What is a 'Qualified Dividend'

A qualified dividend is a type of dividend to which capital gains tax rates are applied. These tax rates are usually lower than regular income tax rates.

Ordinary dividends that do not qualify for this tax preference are taxed at an individual's normal income tax rate. To qualify: 1. The dividend must have been paid by an American company or a qualifying foreign company. 2. The dividends are not listed with the IRS as those that do not qualify. 3. The required dividend holding period has been met.

BREAKING DOWN 'Qualified Dividend'

Regular dividends are classified as either qualified or unqualified. The category has tax implications that can impact an investor's return. Generally, most regular dividends are qualified.

The Holding Period

The Internal Revenue Service (IRS) requires investors to hold the stock for a minimum period of time to benefit from the lower tax rate. Common stock investors must hold the shares for more than 60 days during the 121-day period that starts 60 days before the ex-dividend date.

For preferred stock, the holding period is more than 90 days during a 181-day period that starts 90 days before the ex-dividend date.

Tax Rates

According to the IRS's 2015 regulations, the tax rate on qualified dividends for those that have ordinary income taxed at 10% or 15% do not pay any tax on the dividends. Those that pay tax rates greater than 15% but less than 39.6% have a 15% rate on qualified dividends. The tax on qualified dividends is capped at 20%, which is for those individuals in the 39.6% tax bracket.

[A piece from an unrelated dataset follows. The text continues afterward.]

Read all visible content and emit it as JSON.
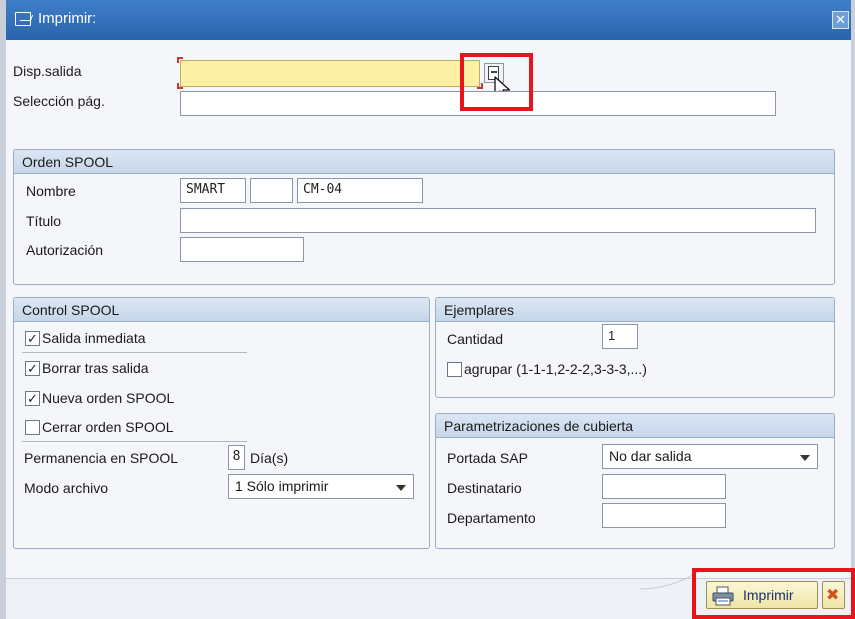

There are investments that do not qualify. This means investors will have to pay the higher tax rate, which is the one applied to ordinary income, to the dividend income. These include dividends paid by real estate investment trusts (REITs), master limited partnerships (MLPs), those on employee stock options, and those on tax-exempt companies. Those paid from money market accounts, such as deposits in savings banks, credit unions or other financial institutions, do not qualify and should be reported as interest income. Special one-time dividends are also unqualified.

A foreign corporation is a qualified foreign corporation if it meets one of the following three conditions: the company is incorporated in a U.S. possession, the corporation is eligible for the benefits of a comprehensive income tax treaty with the United States, or the stock is readily tradable on an established securities market in the United States. A foreign corporation is not qualified if it is considered a passive foreign investment company.